A livello strutturale, però, l’insieme è sorretto da «una solida impalcatura narrativa che, seguendo i moduli tipici della prosa digiacomiana, finisce per attribuire al personaggio Gemito alcuni dei tratti propri dei protagonisti delle sua narrativa», spiega ancora Cannavacciuolo (p. 13).

Il rilievo è fondamentale e rimette in primo piano la consistenza intimamente “laboratoriale” della biografia: di Giacomo trapianta Gemito nel proprio mondo in quanto ogni soggezione positivamente vissuta presuppone e comporta moti di appropriazione, anche inavvertiti.

Prende così forma un «oggetto liberty un poco difficile da maneggiare», ma che offre certamente un’incursione affascinante nella vita di un artista «classico e caravaggesco; istintivo e ineducabile; accademico e indisciplinato, diffidente e irriducibile; antico e moderno», in altre parole «un diamante pazzo», come scrive acutamente Nicolucci nel saggio di apertura Da un poeta all’altro (pp. 5 – 7).

In Gemito lo stile digiacomiano è tanto accentuato nelle movenze, e tanto calcato nell’incedere, da lasciar ipotizzare – sia pure a rischio d’illazione – una non risolta indecisione di fondo, nell’autore, circa la via da percorrere: se quella schiettamente divulgativa, se quella più rigida e didascalica, se il racconto critico, se il ritratto dal valore testimoniale, se la memoria personale, se la riflessione su un’epoca fatta mediante il vissuto di un artista.

Valga come prova, fra tutti, un brano nel quale pare di percepire lo sforzo compiuto da di Giacomo per tenere assieme, comprimendoli, livelli fra loro distanti quando non divergenti: «Gemito è un uomo che ha molto lavorato, molto amato, molto sofferto. E sulla sua natura sensibile, incline a una quasi morbida valutazione degli avvenimenti anche più comuni, una serie di fatti impressionanti ha in questi ultimi anni scavato tal solco che oramai non è più possibile colmare. Essi hanno trovato in quello spirito acceso il terreno propizio a una germinazione di concetti subitanei e già quasi incoerenti, d’apprezzamenti esagerati, d’esaltazioni, di pregiudizii, una gran parte de’ quali, se non mi sbaglio, s’addice principalmente a’ difetti d’una cultura che non ha migliorato in tutto questo tempo e che in artisti non solamente rivolti al sistematico per quanto sincero e scrupoloso studio del vero è una seconda e provvida indagine se non è pur una seconda natura e un imperioso bisogno» (p. 105).
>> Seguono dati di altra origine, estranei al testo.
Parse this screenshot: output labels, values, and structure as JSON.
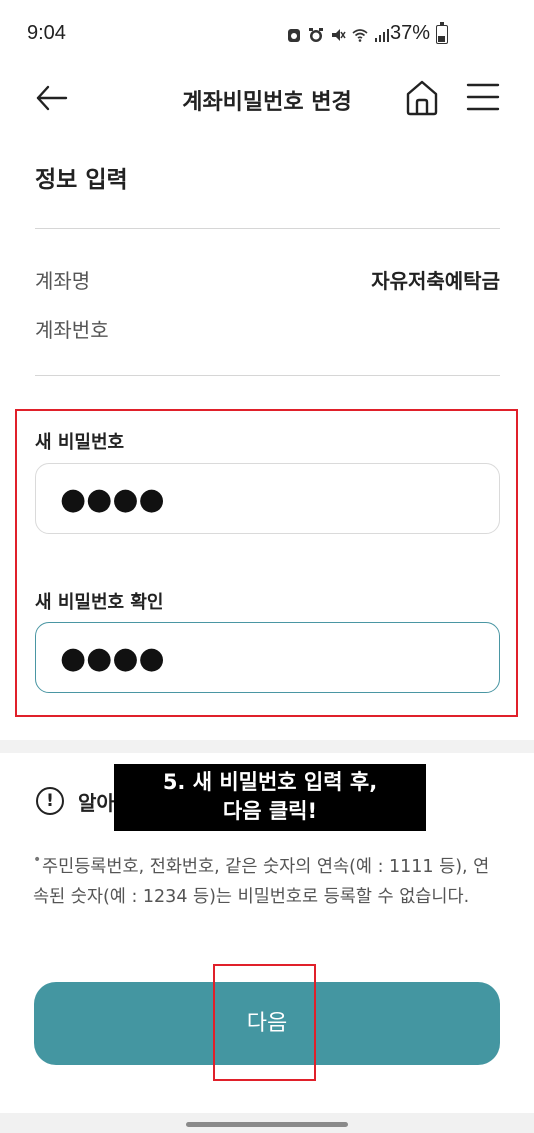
{
  "status_bar": {
    "time": "9:04",
    "battery": "37%",
    "battery_level": 0.37,
    "icons": [
      "notification-icon",
      "alarm-icon",
      "mute-icon",
      "wifi-icon",
      "signal-icon"
    ]
  },
  "header": {
    "title": "계좌비밀번호 변경",
    "back_icon": "arrow-left-icon",
    "home_icon": "home-icon",
    "menu_icon": "hamburger-menu-icon"
  },
  "section": {
    "title": "정보 입력"
  },
  "account": {
    "name_label": "계좌명",
    "name_value": "자유저축예탁금",
    "number_label": "계좌번호",
    "number_value": ""
  },
  "form": {
    "new_password_label": "새 비밀번호",
    "new_password_value": "●●●●",
    "confirm_password_label": "새 비밀번호 확인",
    "confirm_password_value": "●●●●"
  },
  "notice": {
    "icon": "exclamation-circle-icon",
    "title": "알아",
    "bullet": "•",
    "text": "주민등록번호, 전화번호, 같은 숫자의 연속(예 : 1111 등), 연속된 숫자(예 : 1234 등)는 비밀번호로 등록할 수 없습니다."
  },
  "overlay": {
    "line1": "5. 새 비밀번호 입력 후,",
    "line2": "다음 클릭!"
  },
  "next_button": {
    "label": "다음"
  },
  "colors": {
    "accent": "#4496a1",
    "highlight": "#e0202a",
    "active_border": "#4a96a3"
  }
}
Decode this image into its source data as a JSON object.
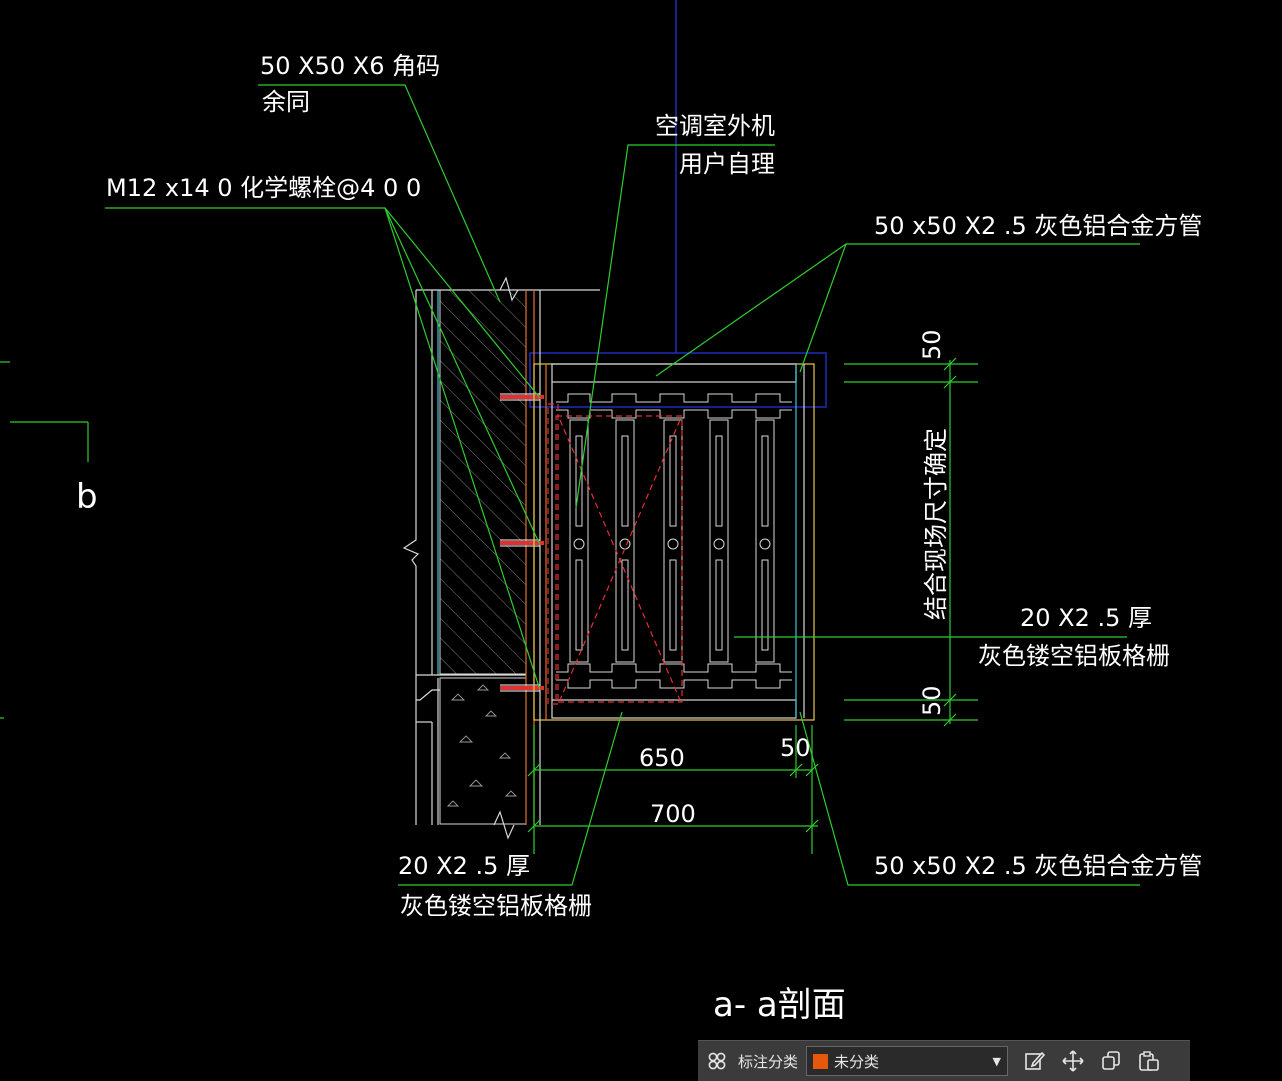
{
  "drawing": {
    "labels": {
      "angle_code": "50 X50 X6 角码",
      "angle_code_note": "余同",
      "bolt": "M12 x14 0 化学螺栓@4 0 0",
      "ac_unit": "空调室外机",
      "ac_unit_note": "用户自理",
      "top_tube": "50 x50 X2 .5 灰色铝合金方管",
      "bottom_tube": "50 x50 X2 .5 灰色铝合金方管",
      "grille_right": "20 X2 .5 厚",
      "grille_right_note": "灰色镂空铝板格栅",
      "grille_left": "20 X2 .5 厚",
      "grille_left_note": "灰色镂空铝板格栅",
      "site_measure": "结合现场尺寸确定",
      "section_marker": "b",
      "section_title": "a- a剖面"
    },
    "dimensions": {
      "top_50": "50",
      "bottom_50": "50",
      "width_650": "650",
      "width_50": "50",
      "width_700": "700"
    },
    "colors": {
      "background": "#000000",
      "leader": "#2ecc2e",
      "outline": "#d9d9d9",
      "frame": "#e8c84a",
      "insulation": "#3fc3d8",
      "wall_face": "#e07030",
      "unit_outline": "#e03030",
      "selection": "#2030c8"
    }
  },
  "toolbar": {
    "grid_icon": "grid-icon",
    "category_label": "标注分类",
    "category_value": "未分类",
    "category_color": "#e8580c",
    "edit_icon": "edit-icon",
    "move_icon": "move-icon",
    "copy_icon": "copy-icon",
    "paste_icon": "paste-icon"
  }
}
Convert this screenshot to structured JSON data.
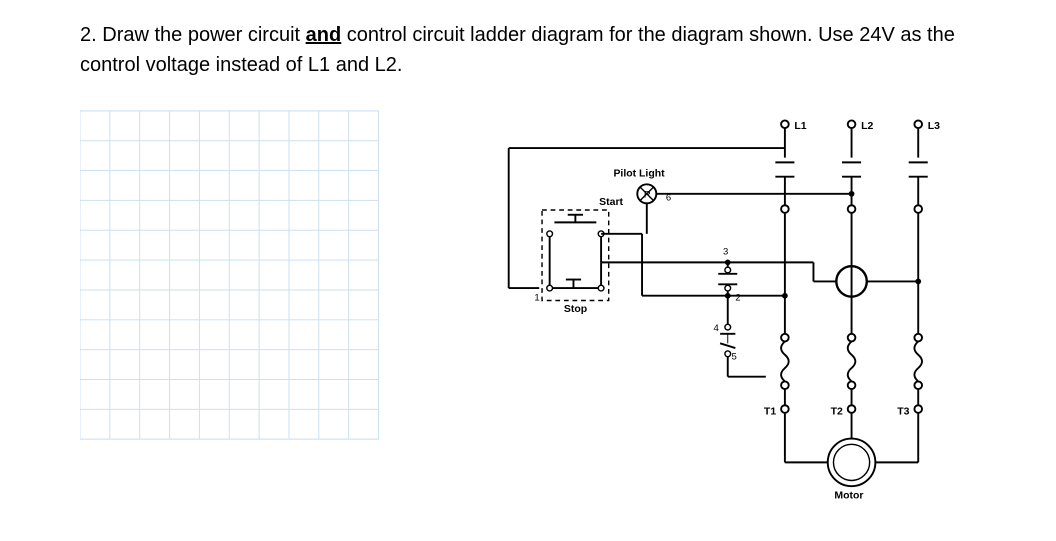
{
  "question": {
    "number": "2.",
    "text_part1": "Draw the power circuit ",
    "text_underlined": "and",
    "text_part2": " control circuit ladder diagram for the diagram shown. Use 24V as the control voltage instead of L1 and L2."
  },
  "circuit": {
    "power_lines": [
      "L1",
      "L2",
      "L3"
    ],
    "terminals": [
      "T1",
      "T2",
      "T3"
    ],
    "motor_label": "Motor",
    "pilot_light_label": "Pilot Light",
    "pilot_light_letter": "R",
    "start_label": "Start",
    "stop_label": "Stop",
    "node_numbers": [
      "1",
      "2",
      "3",
      "4",
      "5",
      "6"
    ]
  }
}
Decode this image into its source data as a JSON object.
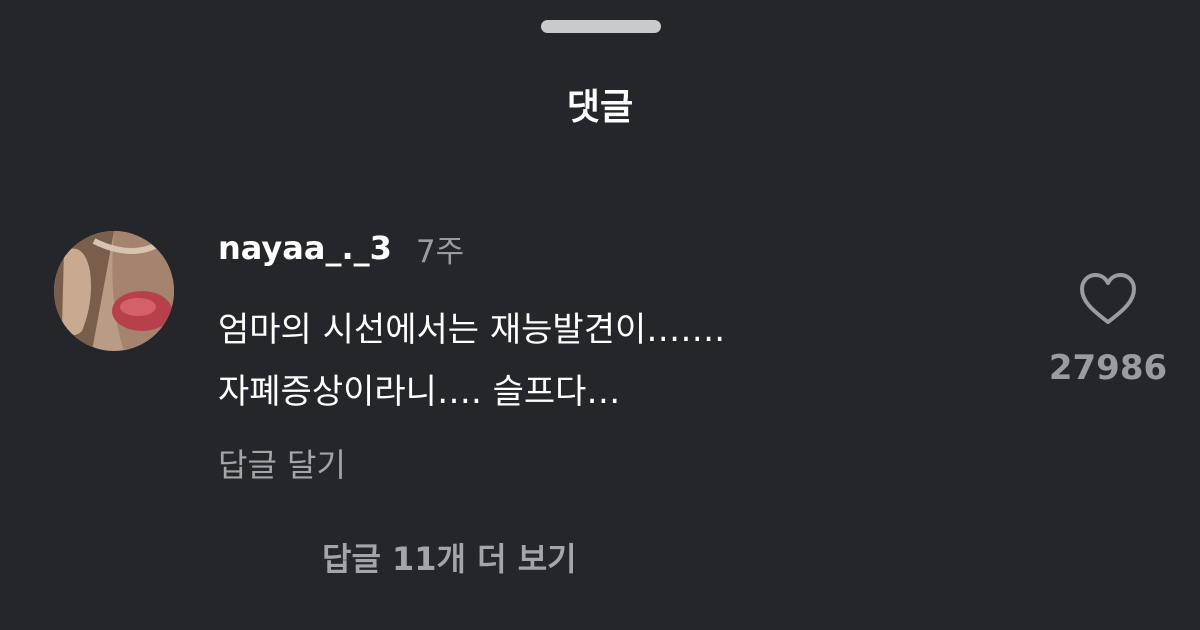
{
  "sheet": {
    "title": "댓글"
  },
  "comment": {
    "username": "nayaa_._3",
    "time_ago": "7주",
    "text_line1": "엄마의 시선에서는 재능발견이…….",
    "text_line2": "자폐증상이라니…. 슬프다…",
    "reply_label": "답글 달기",
    "like_count": "27986",
    "like_icon": "heart-outline-icon",
    "view_replies_label": "답글 11개 더 보기"
  },
  "colors": {
    "background": "#25262b",
    "primary_text": "#ffffff",
    "secondary_text": "#9b9ca1",
    "handle": "#c9cacd"
  }
}
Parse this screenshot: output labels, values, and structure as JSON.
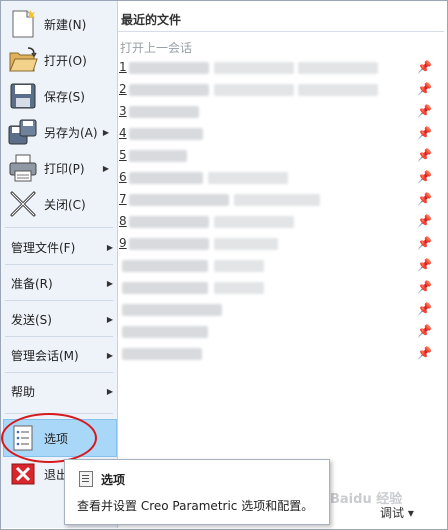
{
  "file_menu": {
    "items": [
      {
        "label": "新建(N)",
        "icon": "new-doc-icon"
      },
      {
        "label": "打开(O)",
        "icon": "folder-open-icon"
      },
      {
        "label": "保存(S)",
        "icon": "floppy-icon"
      },
      {
        "label": "另存为(A)",
        "icon": "save-as-icon"
      },
      {
        "label": "打印(P)",
        "icon": "printer-icon"
      },
      {
        "label": "关闭(C)",
        "icon": "close-x-icon"
      }
    ],
    "text_items": [
      {
        "label": "管理文件(F)"
      },
      {
        "label": "准备(R)"
      },
      {
        "label": "发送(S)"
      },
      {
        "label": "管理会话(M)"
      },
      {
        "label": "帮助"
      }
    ],
    "options_label": "选项",
    "exit_label": "退出"
  },
  "recent": {
    "title": "最近的文件",
    "open_last_session": "打开上一会话",
    "numbers": [
      "1",
      "2",
      "3",
      "4",
      "5",
      "6",
      "7",
      "8",
      "9"
    ]
  },
  "tooltip": {
    "title": "选项",
    "description": "查看并设置 Creo Parametric 选项和配置。"
  },
  "status": {
    "debug_label": "调试 ▾"
  },
  "watermark": "Baidu 经验",
  "colors": {
    "selected_bg": "#a9d7f7",
    "highlight_ring": "#d6191c",
    "exit_icon_bg": "#d9262c"
  }
}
Non va dimenticato che, all’epoca, di Giacomo era in «una fase nuova della sua attività letteraria, quando al progressivo esaurirsi della vena poetico-narrativa andava aggiungendosi una rinnovata dedizione per studi storico-eruditi» (Cannavacciuolo, p. 11).

Si può pertanto pensare che la sua prosa di soggezione fosse allora connessa con una più sfumata e ampia situazione di verifica, di riassetto, di cambiamento, di verosimile incertezza, in definitiva di crisi.

Resta fermo che, al di là delle opzioni adottate, la destrezza diegetica digiacomiana offre pagine notevoli, come quella ove viene immaginato uno dei momenti cruciali della difficile, tormentata, aspra vita di Vincenzo Gemito: la notte in cui il suo «picciol corpicciolo» di neonato viene abbandonato nel «triste ospizio» degli orfani.

Di Giacomo ricrea la scena con un drappeggio che vira verso il patetico, ma nel quale si coglie anche una sapienza “visuale” che oggi diremmo cinematografica: «S’agitava al lume della lampa ad olio quella minuscola e rosea nudità e palpitava: il pargolo, pieno di vita, con gli occhi spalancati, traeva forte il respiro e vagiva» (p. 25).

La nuova edizione di Gemito. La vita, l’opera si chiude con il saggio di Raffaello Causa (1923-1984) Ritorno a Gemito.